1. Selon l'arrêt attaqué (Rennes, 28 juin 2019), [C] [N] et son épouse, Mme [H] [U] (les emprunteurs), démarchés à leur domicile, ont acquis de la société Next génération France (le vendeur) des panneaux photovoltaïques et un chauffe-eau thermodynamique et bénéficié d'un crédit souscrit auprès de la société Solfea, aux droits de laquelle se trouve la société BNP Paribas Personal Finance (la banque). Les fonds ont été débloqués par la banque au profit du vendeur sur présentation d'un certificat de livraison signé par les emprunteurs le 6 mai 2013. Par jugement du 25 juin 2013, la liquidation judiciaire du vendeur a été prononcée et la société BTSG, prise en la personne de M. [R], a été désignée en qualité de liquidateur.

2. Les 27 et 28 février 2014, les emprunteurs, invoquant une falsification des signatures figurant dans l'offre de crédit et un défaut d'exécution des travaux de raccordement, ont assigné la banque et M. [R], es qualités, en nullité du contrat de prêt et subsidiairement en nullité des contrats de vente et de prêt. [C] [N] est décédé le [Date décès 1] 2017 et ses héritiers, M. [T] [N], Mme [H] [U] et [S], [Y] et [Z] [N], représentés par celle-ci, ont repris l'instance.

Examen des moyens

Sur les premier, deuxième et quatrième moyens du pourvoi principal et sur le pourvoi incident, ci-après annexés

3. En application de l'article 1014, alinéa 2, du code de procédure civile, il n'y a pas lieu de statuer par une décision spécialement motivée sur ces moyens qui ne sont manifestement pas de nature à entraîner la cassation.

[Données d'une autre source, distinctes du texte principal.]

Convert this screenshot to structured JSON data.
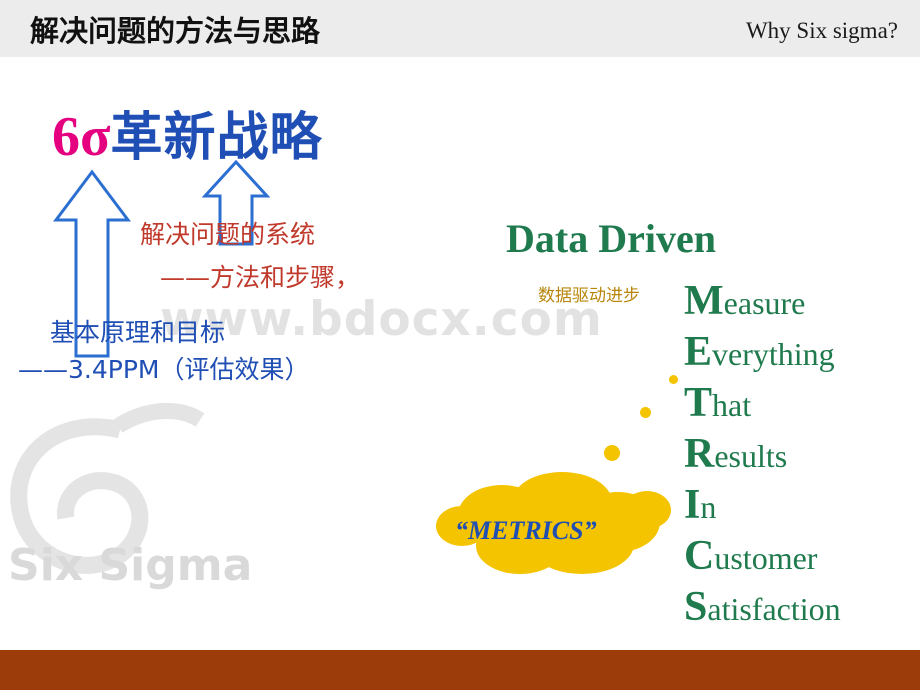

Mais sur le troisième moyen, pris en ses deuxième et troisième branches

Enoncé du moyen

4. Mme [H] [U] et les héritiers de [C] [N] font grief à l'arrêt de les condamner solidairement à payer la banque, alors :

« 2°/ que le prêteur qui verse les fonds sans vérifier préalablement la régularité et l'exécution du contrat de démarchage à domicile est privé de sa créance de restitution du capital emprunté ; qu'avant d'ouvrir un recours au profit de la banque, à raison du paiement de la dette d'autrui, les juges du fond devaient à tout le moins rechercher, comme les emprunteurs le demandaient formellement si une convention avait été régulièrement conclue avec le vendeur et que faute de se prononcer sur ce point, l'arrêt est à tout le moins entaché d'un défaut de base légale au regard des articles L. 121-21, L. 121-23 et L. 311-31 du code de la consommation dans sa version applicable à la cause, ensemble au regard des règles régissant le paiement de la dette d'autrui ainsi que des articles 1134 et 1326 anciens du code civil ;

3°/ qu'en tout cas, lorsqu'un contrat de crédit est souscrit accessoirement à contrat de vente et de prestation de service, l'organisme de crédit, qui débloque les fonds au profit du fournisseur, doit s'assurer de la réalisation complète du contrat ; que faute de se faire, l'organisme est privé des sommes dont il peut demander a priori restitution ; qu'avant de condamner les emprunteurs à rembourser les sommes prêtés, les juges du fond auraient dû rechercher, comme ceux-ci le demandaient formellement, si, au vu du certificat de livraison, la banque pouvait s'assurer de l'exécution complète du contrat comprenant notamment la mise en service du système photovoltaïque et son raccordement ; qu'en statuant de la sorte, les juges du fond ont violé les articles 1137 et 1147 anciens du code civil ensemble l'article L. 311-31 du code de la consommation dans sa version applicable à la cause. »

Réponse de la Cour

Vu l'article 1147 du code civil, dans sa rédaction antérieure à celle issue de l'ordonnance n° 2016-131 du 10 février 2016, les articles L. 121-21 et L. 121-23 du code de la consommation, dans leur rédaction antérieure à celle issue de la loi n° 2014-344 du 17 mars 2014 et l'article L. 311-31 du code de la consommation, dans sa rédaction antérieure à celle issue de l'ordonnance n° 2016-301 du 14 mars 2016 :

5. Il résulte de ces textes que, dans le cas d'un crédit affecté même informel, le prêteur est tenu, avant de verser les fonds, de s'assurer de la régularité formelle du contrat principal et de sa complète exécution.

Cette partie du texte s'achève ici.